The last partitions called prodlast and runlast. The maximum value of the prodlast partition is MAXVALUE. This may require to split, if we see performance degradation. This can happen if two many rows (jobs) belong to this partition. The recommended way to split the partition is to declare a down time, because when the partition split then the non partitioned indexes become invalid. The non partitioned indexes needs to be recreated, which will block writing to the DB. The procedure for splitting the prodlast partition:

select max(production) from jobs PARTITION(prodlast) where production!=99998;
ALTER TABLE jobs SPLIT PARTITION prodlast AT (xxxxx) INTO (PARTITION prodXXX, PARTITION prodlast);

One of the possibility is to split the prodlast using the last production, which can be retrieved using the following query above. xxxxx is the result of the query. prodXXX is the last partition+1. For example:

select max(production) from jobs PARTITION(prodlast) where production!=99998;

which result is 83013

ALTER TABLE jobs SPLIT PARTITION prodlast AT (83013) INTO (PARTITION prod4, PARTITION prodlast);

Rebuild the non partitioned indexes:

ALTER INDEX SYS_C00302478 REBUILD;
ALTER INDEX JOB_NAME_UNIQUE REBUILD;

files table partitions

This table is RANGE partitioned by jobid, which can reach the maximum value of the existing partition.
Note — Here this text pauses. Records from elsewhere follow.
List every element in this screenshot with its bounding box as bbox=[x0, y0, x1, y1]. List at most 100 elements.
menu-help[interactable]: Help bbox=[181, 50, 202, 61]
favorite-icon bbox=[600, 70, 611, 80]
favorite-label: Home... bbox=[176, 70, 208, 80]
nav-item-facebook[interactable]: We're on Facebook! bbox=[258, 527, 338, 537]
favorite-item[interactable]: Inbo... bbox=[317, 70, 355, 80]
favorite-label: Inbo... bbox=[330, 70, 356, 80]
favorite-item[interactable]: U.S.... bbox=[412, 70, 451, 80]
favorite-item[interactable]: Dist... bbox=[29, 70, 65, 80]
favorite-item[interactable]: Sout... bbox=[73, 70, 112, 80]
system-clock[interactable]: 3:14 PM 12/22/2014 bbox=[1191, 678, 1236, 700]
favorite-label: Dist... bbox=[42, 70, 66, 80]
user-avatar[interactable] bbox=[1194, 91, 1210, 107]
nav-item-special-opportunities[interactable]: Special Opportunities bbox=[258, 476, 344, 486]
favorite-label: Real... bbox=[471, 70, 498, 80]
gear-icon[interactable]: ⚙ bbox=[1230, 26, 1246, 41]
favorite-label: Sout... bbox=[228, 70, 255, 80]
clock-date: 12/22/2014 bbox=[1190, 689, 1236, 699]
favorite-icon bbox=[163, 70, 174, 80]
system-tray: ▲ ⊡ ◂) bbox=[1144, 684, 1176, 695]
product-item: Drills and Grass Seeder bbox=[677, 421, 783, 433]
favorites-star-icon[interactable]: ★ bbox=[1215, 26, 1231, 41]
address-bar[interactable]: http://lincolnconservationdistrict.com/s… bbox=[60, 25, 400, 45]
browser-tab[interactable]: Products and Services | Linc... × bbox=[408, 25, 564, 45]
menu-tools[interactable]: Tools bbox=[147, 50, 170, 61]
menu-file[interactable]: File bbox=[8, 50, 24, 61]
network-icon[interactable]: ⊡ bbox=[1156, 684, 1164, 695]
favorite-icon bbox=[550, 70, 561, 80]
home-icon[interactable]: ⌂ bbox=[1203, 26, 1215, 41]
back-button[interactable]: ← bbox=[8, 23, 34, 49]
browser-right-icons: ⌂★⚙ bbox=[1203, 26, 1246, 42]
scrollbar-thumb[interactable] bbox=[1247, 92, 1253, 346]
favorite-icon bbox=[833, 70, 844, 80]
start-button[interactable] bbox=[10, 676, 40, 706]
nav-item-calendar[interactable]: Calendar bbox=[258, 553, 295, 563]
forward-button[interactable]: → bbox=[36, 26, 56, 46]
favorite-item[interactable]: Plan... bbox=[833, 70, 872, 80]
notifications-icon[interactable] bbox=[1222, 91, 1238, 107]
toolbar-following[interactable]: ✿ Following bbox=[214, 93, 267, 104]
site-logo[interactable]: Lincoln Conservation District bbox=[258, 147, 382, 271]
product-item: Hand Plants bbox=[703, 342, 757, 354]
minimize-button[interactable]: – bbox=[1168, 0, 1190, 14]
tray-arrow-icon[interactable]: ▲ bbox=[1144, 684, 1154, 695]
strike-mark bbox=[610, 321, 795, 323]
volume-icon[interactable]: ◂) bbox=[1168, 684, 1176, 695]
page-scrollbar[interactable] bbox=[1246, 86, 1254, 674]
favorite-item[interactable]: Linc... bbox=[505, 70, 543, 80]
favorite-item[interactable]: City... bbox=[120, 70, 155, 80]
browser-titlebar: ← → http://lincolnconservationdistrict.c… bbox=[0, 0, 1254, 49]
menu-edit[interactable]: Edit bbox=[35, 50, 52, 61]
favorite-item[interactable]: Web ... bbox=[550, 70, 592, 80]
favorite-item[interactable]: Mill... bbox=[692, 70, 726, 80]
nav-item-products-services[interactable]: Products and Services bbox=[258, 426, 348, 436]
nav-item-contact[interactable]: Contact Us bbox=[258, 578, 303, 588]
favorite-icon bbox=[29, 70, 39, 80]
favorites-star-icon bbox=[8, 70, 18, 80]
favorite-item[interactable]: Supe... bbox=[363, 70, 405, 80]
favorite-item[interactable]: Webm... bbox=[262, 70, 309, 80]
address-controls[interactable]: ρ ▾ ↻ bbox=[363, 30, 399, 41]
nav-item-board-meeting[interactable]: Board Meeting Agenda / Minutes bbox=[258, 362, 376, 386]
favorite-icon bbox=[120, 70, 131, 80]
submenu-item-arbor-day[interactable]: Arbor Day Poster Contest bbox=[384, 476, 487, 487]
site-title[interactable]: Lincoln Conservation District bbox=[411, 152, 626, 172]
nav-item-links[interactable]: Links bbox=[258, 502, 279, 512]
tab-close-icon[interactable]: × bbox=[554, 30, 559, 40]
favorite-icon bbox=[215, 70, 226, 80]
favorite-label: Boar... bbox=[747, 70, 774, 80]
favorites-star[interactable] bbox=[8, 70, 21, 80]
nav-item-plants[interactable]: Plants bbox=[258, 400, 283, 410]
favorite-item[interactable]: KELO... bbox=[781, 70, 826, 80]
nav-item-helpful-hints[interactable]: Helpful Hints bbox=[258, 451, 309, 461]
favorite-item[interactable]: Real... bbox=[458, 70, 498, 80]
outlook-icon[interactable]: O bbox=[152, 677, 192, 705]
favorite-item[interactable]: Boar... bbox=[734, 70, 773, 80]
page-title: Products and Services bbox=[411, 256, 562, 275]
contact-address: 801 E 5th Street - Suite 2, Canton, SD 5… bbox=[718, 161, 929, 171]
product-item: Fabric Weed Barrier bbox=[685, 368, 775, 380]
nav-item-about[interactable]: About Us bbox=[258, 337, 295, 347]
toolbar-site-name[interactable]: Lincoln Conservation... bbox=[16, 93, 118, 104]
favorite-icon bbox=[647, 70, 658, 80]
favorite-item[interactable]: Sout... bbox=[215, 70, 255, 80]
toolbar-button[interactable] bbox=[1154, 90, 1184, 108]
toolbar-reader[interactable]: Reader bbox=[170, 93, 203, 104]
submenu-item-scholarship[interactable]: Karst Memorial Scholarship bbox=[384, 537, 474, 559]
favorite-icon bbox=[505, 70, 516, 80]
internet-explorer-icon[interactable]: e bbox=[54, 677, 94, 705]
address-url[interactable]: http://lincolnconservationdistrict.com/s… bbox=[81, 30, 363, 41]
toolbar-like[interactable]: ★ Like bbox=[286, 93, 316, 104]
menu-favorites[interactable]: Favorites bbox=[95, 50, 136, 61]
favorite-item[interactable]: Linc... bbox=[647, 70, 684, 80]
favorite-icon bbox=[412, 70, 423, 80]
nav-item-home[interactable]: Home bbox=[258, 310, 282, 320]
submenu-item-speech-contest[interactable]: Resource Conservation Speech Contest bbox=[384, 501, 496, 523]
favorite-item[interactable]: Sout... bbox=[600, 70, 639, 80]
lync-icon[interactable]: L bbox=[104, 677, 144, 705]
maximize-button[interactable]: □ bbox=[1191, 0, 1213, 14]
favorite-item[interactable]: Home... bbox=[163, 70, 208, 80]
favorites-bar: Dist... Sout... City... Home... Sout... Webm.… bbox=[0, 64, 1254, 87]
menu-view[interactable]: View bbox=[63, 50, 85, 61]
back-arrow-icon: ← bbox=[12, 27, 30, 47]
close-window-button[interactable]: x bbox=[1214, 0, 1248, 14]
It this happen, the following error will appear:

2018-07-30 01:12:00 UTC dirac-jobexec/UploadOutputData ERROR: Could not send Bookkeeping XML file to server:
Unable to create file /lhcb/MC/2015/SIM/00075280/0000/00075280_00009971_1.sim ! ERROR: Execution failed.: (
ORA-14400: inserted partition key does not map to any partition
ORA-06512: at "LHCB_DIRACBOOKKEEPING.BOOKKEEPINGORACLEDB", line 976
ORA-06512: at line 1

In order to fix the issue a new partition has to be created:

alter table files add PARTITION SECT_0620M  VALUES LESS THAN (620000000);

Database monitoring

Various queries are available in the BookkeepingSystem/DB/monitoring.sql file. They can be used for discovering problems such as database locks, broken oracle jobs, sessions, used indexes, etc.